Tuesday, April 06, 2004

BLAME BUSBY: Having screwed up the ticket allocation process for Glastonbury 2004 so astonishingly well, the Glasto organisation is looking around for someone to take the heat. Luckily, they've found a handy Aunt Sally - the Glasto shambles is all BT's fault, claims Michael Eavis:

"I have to say I'm very sorry that so much trouble has been caused by the serious delays within the phone lines and the website. Clearly the engineering specification was well short of what was needed - particularly the BT exchange in Nottingham which was cutting back our calls to the call centre by as much as 60 per cent some of the time. We will make sure that this doesn't happen again at all cost."

Now, we're not quite sure how he knows this - unless he means that six out of every ten operators were sitting, staring at the phones, willing it to ring, like Geri Halliwell dreaming of a Spice Girl reunion. Even if BT was trying to stop the call centre from being deluged, to what extent would have allowing an overloaded system to be swamped with even more people on hold been in any way useful?
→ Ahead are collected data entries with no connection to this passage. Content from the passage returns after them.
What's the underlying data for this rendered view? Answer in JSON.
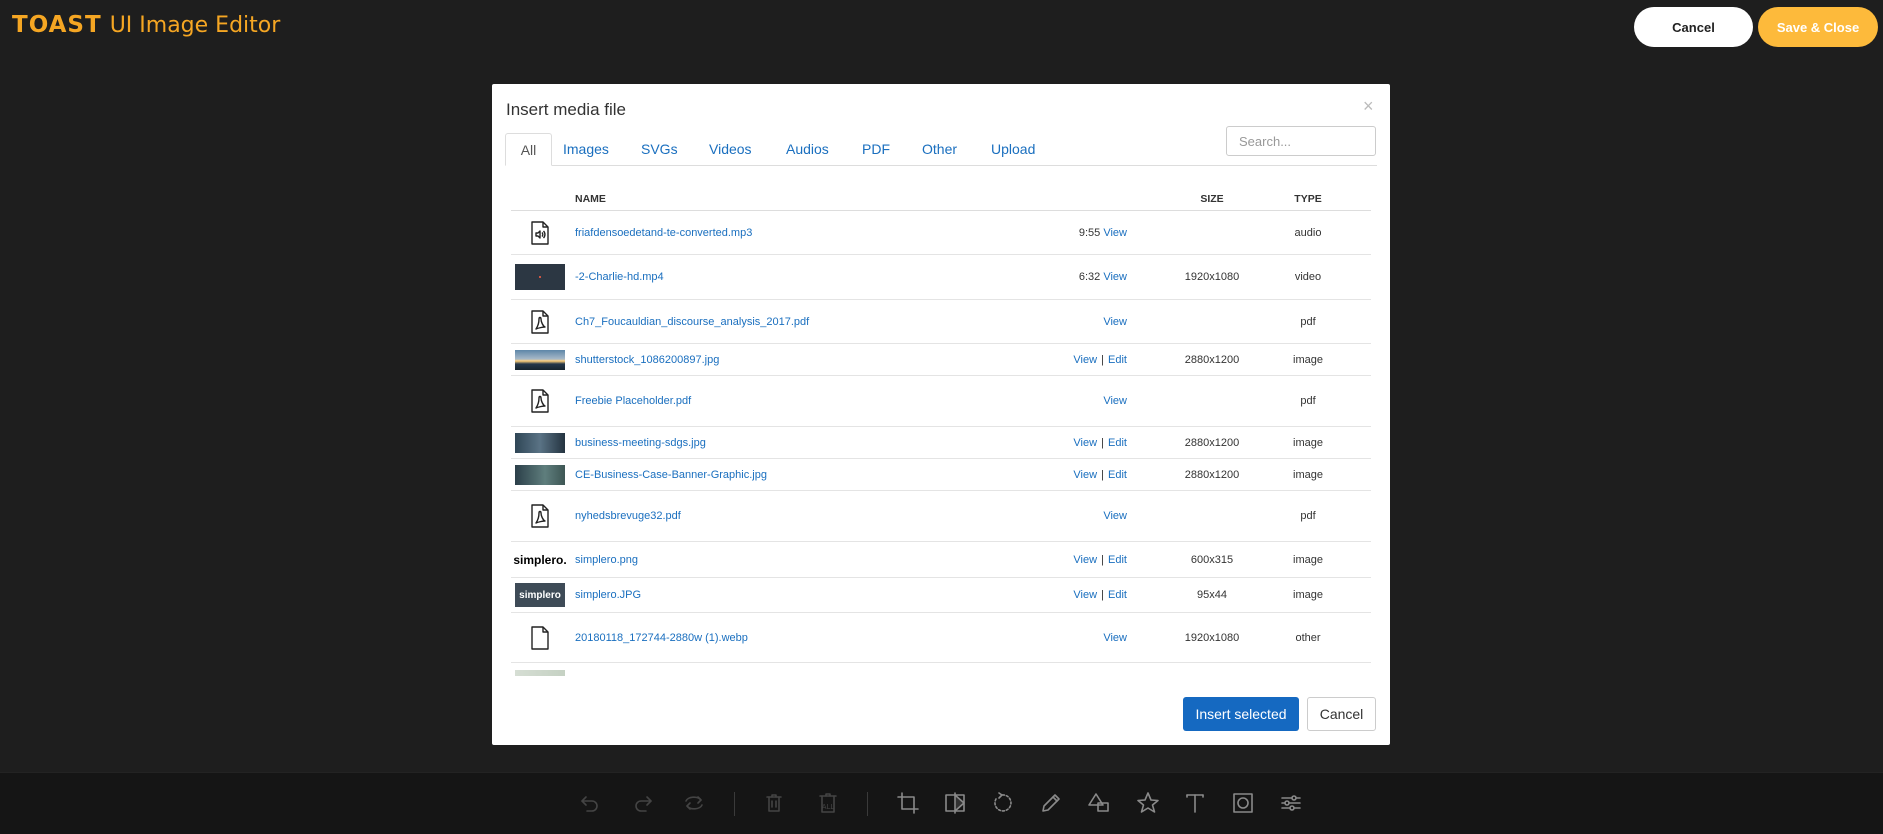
{
  "app": {
    "logo_brand": "TOAST",
    "logo_rest": "UI Image Editor",
    "cancel_label": "Cancel",
    "save_label": "Save & Close"
  },
  "modal": {
    "title": "Insert media file",
    "close_glyph": "×",
    "search_placeholder": "Search...",
    "tabs": [
      "All",
      "Images",
      "SVGs",
      "Videos",
      "Audios",
      "PDF",
      "Other",
      "Upload"
    ],
    "active_tab": "All",
    "columns": {
      "name": "NAME",
      "size": "SIZE",
      "type": "TYPE"
    },
    "insert_label": "Insert selected",
    "cancel_label": "Cancel"
  },
  "files": [
    {
      "name": "friafdensoedetand-te-converted.mp3",
      "duration": "9:55",
      "view": "View",
      "edit": "",
      "size": "",
      "type": "audio",
      "thumb": "audio-file-icon"
    },
    {
      "name": "-2-Charlie-hd.mp4",
      "duration": "6:32",
      "view": "View",
      "edit": "",
      "size": "1920x1080",
      "type": "video",
      "thumb": "video-thumbnail"
    },
    {
      "name": "Ch7_Foucauldian_discourse_analysis_2017.pdf",
      "duration": "",
      "view": "View",
      "edit": "",
      "size": "",
      "type": "pdf",
      "thumb": "pdf-file-icon"
    },
    {
      "name": "shutterstock_1086200897.jpg",
      "duration": "",
      "view": "View",
      "edit": "Edit",
      "size": "2880x1200",
      "type": "image",
      "thumb": "image-thumbnail"
    },
    {
      "name": "Freebie Placeholder.pdf",
      "duration": "",
      "view": "View",
      "edit": "",
      "size": "",
      "type": "pdf",
      "thumb": "pdf-file-icon"
    },
    {
      "name": "business-meeting-sdgs.jpg",
      "duration": "",
      "view": "View",
      "edit": "Edit",
      "size": "2880x1200",
      "type": "image",
      "thumb": "image-thumbnail"
    },
    {
      "name": "CE-Business-Case-Banner-Graphic.jpg",
      "duration": "",
      "view": "View",
      "edit": "Edit",
      "size": "2880x1200",
      "type": "image",
      "thumb": "image-thumbnail"
    },
    {
      "name": "nyhedsbrevuge32.pdf",
      "duration": "",
      "view": "View",
      "edit": "",
      "size": "",
      "type": "pdf",
      "thumb": "pdf-file-icon"
    },
    {
      "name": "simplero.png",
      "duration": "",
      "view": "View",
      "edit": "Edit",
      "size": "600x315",
      "type": "image",
      "thumb": "image-thumbnail"
    },
    {
      "name": "simplero.JPG",
      "duration": "",
      "view": "View",
      "edit": "Edit",
      "size": "95x44",
      "type": "image",
      "thumb": "image-thumbnail"
    },
    {
      "name": "20180118_172744-2880w (1).webp",
      "duration": "",
      "view": "View",
      "edit": "",
      "size": "1920x1080",
      "type": "other",
      "thumb": "file-icon"
    }
  ],
  "thumb_text": {
    "simplero_png": "simplero.",
    "simplero_jpg": "simplero"
  },
  "toolbar_icons": [
    "undo-icon",
    "redo-icon",
    "reset-icon",
    "delete-icon",
    "delete-all-icon",
    "crop-icon",
    "flip-icon",
    "rotate-icon",
    "draw-icon",
    "shape-icon",
    "icon-tool-icon",
    "text-icon",
    "mask-icon",
    "filter-icon"
  ],
  "toolbar_delete_all_text": "ALL",
  "colors": {
    "accent": "#1569c1",
    "save": "#fdba3b",
    "logo": "#f5a623",
    "background": "#1e1e1e"
  }
}
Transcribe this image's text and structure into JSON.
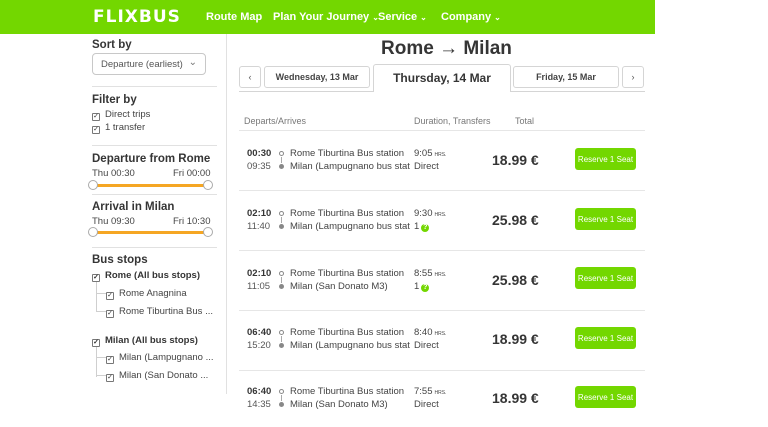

There's something else curious here, too. Because the website was buggered, some people have found themselves having bought six tickets when they thought they were buying two (the first four transactions appearing not to have gone through) - so, what checks were actually in place to stop people buying more than their fair share of tickets if some people were over-buying by accident? And, more seriously, other tickets have been cancelled because the organisers report insufficient funds available, even when people have had more than enough cash on hand.

So, what's going to happen to these tickets? Will they be made available again to the public? Erm... no: "Any further returned tickets and duplicate orders will be absorbed by the needs of traders, staff, and locals" say the organisers. Eh? Shouldn't those people have already been dealt with, enough tickets earmarked and set aside for them before they were put on sale to the public at large? How many tickets, exactly, are being withdrawn from circulaton in this arbitrary manner? And shouldn't there have been a warning when it was announced that 115,000 tickets were going to be sold that not all of these would, actually, be sold to the public in the end?